Larkin v. Paugh, 276 U.S. 431 (1928)
U.S. Supreme CourtLarkin v. Paugh, 276 U.S. 431 (1928)
Larkin v. Paugh
Argued December 9, 1927
Decided April 9, 1928
276 U.S. 431
1. Rev.Stats., § 2448, providing that, where a patent for "public lands" shall issue in pursuance of any law of the United States to a person who has died before the date of the patent, the title shall inure to, and become vested in, the "heirs, devisees, or assignees" of the deceased patentee as if the patent had issued to him during life, held applicable where an Indian holding land by "trust patent" under the General Allotment Act applied to the Secretary of the Interior, under the Act of March 1, 1907, for a
fee simple patent, and the patent was issued some days after the Indian's death. P. 276 U. S. 437.
2. Whether the term "public lands" applies to allotments held in trust for Indians depends upon the nature and object of the particular statute in which the term is employed. P. 276 U. S. 438.
3. Rev.Stats. § 2448 is highly remedial, and patents to Indians are not less within its reason than patents to white men. P. 276 U. S. 438.
4. By reason of this statute, the fee simple patent operated to invest the Indian's heirs, devisees, or assignees with the title, and to divest the United States of it, as if the patent had issued to him during life, and the recipients of the title took it as though from him directly, and not as immediate grantees of the United States.

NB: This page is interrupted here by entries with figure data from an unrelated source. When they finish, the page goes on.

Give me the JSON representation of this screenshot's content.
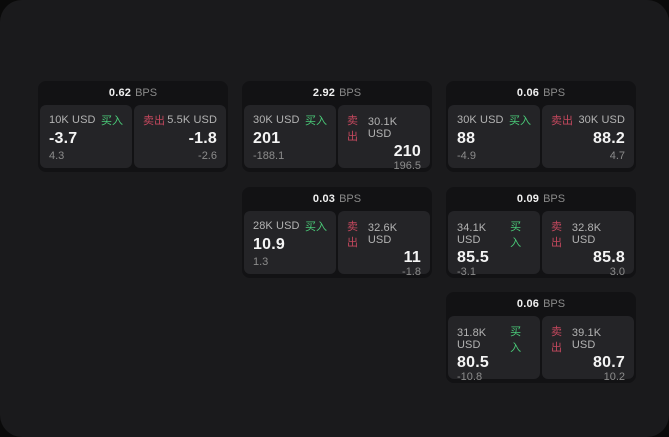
{
  "labels": {
    "bps_unit": "BPS",
    "buy": "买入",
    "sell": "卖出"
  },
  "colors": {
    "buy_green": "#4aca78",
    "sell_red": "#c4485e",
    "window_bg": "#1a1a1c",
    "card_bg": "#121214",
    "panel_bg": "#242427"
  },
  "cards": [
    {
      "row": 1,
      "col": 1,
      "bps": "0.62",
      "buy": {
        "amount": "10K USD",
        "value": "-3.7",
        "sub": "4.3"
      },
      "sell": {
        "amount": "5.5K USD",
        "value": "-1.8",
        "sub": "-2.6"
      }
    },
    {
      "row": 1,
      "col": 2,
      "bps": "2.92",
      "buy": {
        "amount": "30K USD",
        "value": "201",
        "sub": "-188.1"
      },
      "sell": {
        "amount": "30.1K USD",
        "value": "210",
        "sub": "196.5"
      }
    },
    {
      "row": 1,
      "col": 3,
      "bps": "0.06",
      "buy": {
        "amount": "30K USD",
        "value": "88",
        "sub": "-4.9"
      },
      "sell": {
        "amount": "30K USD",
        "value": "88.2",
        "sub": "4.7"
      }
    },
    {
      "row": 2,
      "col": 2,
      "bps": "0.03",
      "buy": {
        "amount": "28K USD",
        "value": "10.9",
        "sub": "1.3"
      },
      "sell": {
        "amount": "32.6K USD",
        "value": "11",
        "sub": "-1.8"
      }
    },
    {
      "row": 2,
      "col": 3,
      "bps": "0.09",
      "buy": {
        "amount": "34.1K USD",
        "value": "85.5",
        "sub": "-3.1"
      },
      "sell": {
        "amount": "32.8K USD",
        "value": "85.8",
        "sub": "3.0"
      }
    },
    {
      "row": 3,
      "col": 3,
      "bps": "0.06",
      "buy": {
        "amount": "31.8K USD",
        "value": "80.5",
        "sub": "-10.8"
      },
      "sell": {
        "amount": "39.1K USD",
        "value": "80.7",
        "sub": "10.2"
      }
    }
  ]
}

P. 276 U. S. 438.
5. Issuance of the patent terminated the prior trust and the incidental restriction on alienation, and also the authority possessed by the Secretary of the Interior by reason of them, so that all questions pertaining to the title became subject to examination and determination by the courts, appropriately those in the state where the land was situate. P. 276 U. S. 439.
6. Therefore, the proper state court had jurisdiction to determine that. a contract to sell the lad, made by the Indian in anticipation of the patent, was valid, and that, by reason of its partial performance while the Indian was living, his vendee became an assignee and the contract legally and equitably enforceable as against the heirs. The heirs have no federal right to have the judgment reexamined and vacated on a collateral attack. P. 276 U. S. 439.
Certiorari, 275 U. S. 507, to a judgment of the Supreme Court of Nebraska which reversed a decree cancelling a deed made by the administrator of the estate of a deceased Indian.